World number one Novak Djokovic has called on authorities to allow players to compete before the Australian Open while undertaking their mandatory quarantine period.
The start of the 2021 season remains in limbo, with officials declining to endorse Tennis Australia's plans to have players arrive mid-December and be free to compete at the ATP Cup and other events ahead of the year's first Grand Slam.
Australia is effectively closed to non-residents due to COVID-19 protocols and international arrivals must spend two weeks in quarantine before they can move around freely.
Serbian Djokovic said he would do whatever was required to play at the Australian Open but hoped the government could also be accommodating.
"I hope that there is going to be support and understanding from the Victorian and Australian government for the players and for Tennis Australia and that they will allow players to compete in the second week of quarantine," he told reporters at the ATP Finals on Wednesday.
"I mean, hopefully that's going to help tremendously with the calendar and everything, and you won't be then losing a week.
"You will be able to have at least a tournament or two prior to the Australian Open, which for majority of the players is important.
"Having no official match before the Australian Open, before a Grand Slam, is a huge thing."
Victoria state premier Daniel Andrews said on Wednesday he was confident the Australian Open would go ahead at Melbourne Park but declined to confirm Tennis Australia's scheduling for the Jan. 18-31 Grand Slam and other events in the leadup, including the team-based ATP Cup.
Djokovic led Serbia to victory in the inaugural $15 million ATP Cup last January and hopes to defend the title.
U.S. Open finalist Alex Zverev, the world number seven, said players should at least be able to practise during quarantine.

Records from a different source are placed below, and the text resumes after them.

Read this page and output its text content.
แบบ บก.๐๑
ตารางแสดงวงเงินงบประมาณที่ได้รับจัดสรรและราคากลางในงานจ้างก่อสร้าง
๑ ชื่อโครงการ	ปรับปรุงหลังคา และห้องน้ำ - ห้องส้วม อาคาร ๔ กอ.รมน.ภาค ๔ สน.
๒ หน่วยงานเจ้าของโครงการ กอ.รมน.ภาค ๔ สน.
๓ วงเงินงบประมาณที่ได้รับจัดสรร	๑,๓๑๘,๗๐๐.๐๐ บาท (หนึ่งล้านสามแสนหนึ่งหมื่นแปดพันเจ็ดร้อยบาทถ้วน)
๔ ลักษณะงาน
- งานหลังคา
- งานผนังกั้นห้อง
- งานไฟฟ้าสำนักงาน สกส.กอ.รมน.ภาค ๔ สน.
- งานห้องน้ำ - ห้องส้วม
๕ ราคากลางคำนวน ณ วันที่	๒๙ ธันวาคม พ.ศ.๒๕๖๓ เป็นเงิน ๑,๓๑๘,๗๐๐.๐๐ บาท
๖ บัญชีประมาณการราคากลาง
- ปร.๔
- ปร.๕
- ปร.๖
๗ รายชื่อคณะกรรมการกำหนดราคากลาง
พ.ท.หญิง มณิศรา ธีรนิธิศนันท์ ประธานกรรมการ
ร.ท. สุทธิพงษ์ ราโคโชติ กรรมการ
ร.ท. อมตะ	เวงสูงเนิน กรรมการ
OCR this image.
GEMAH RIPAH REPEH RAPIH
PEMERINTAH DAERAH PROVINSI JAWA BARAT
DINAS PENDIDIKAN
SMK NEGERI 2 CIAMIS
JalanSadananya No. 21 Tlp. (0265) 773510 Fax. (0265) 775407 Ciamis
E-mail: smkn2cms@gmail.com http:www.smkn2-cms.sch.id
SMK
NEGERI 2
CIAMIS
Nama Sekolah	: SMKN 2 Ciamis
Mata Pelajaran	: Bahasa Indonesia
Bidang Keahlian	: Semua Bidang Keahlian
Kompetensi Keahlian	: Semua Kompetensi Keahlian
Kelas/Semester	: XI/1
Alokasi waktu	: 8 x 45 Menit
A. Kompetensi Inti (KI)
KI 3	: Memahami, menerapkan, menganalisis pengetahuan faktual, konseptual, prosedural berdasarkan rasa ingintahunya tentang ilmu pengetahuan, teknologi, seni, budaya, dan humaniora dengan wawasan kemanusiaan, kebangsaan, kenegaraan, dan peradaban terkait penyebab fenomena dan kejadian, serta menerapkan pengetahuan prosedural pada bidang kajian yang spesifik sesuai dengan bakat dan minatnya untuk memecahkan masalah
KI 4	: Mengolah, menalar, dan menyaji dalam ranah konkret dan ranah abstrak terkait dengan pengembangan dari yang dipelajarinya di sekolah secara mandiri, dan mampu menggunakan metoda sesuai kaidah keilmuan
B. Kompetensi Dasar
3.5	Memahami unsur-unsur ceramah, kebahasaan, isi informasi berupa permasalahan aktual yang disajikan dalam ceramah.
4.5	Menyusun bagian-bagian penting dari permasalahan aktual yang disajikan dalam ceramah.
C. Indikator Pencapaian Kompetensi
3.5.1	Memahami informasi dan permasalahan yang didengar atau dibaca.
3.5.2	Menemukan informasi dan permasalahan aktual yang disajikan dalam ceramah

"Because if we can't even practise for 14 days and we have to go out to play the Australian Open, it's a lottery," said the German.
"You can basically flip a coin who wins."
Top doubles player Bruno Soares, an ATP Players Council member, said he understood that Australia might not want "foreign people" endangering the health situation given the country had largely eradicated COVID-19.
"I think we've got to be patient. It's crazy times," the Brazilian said.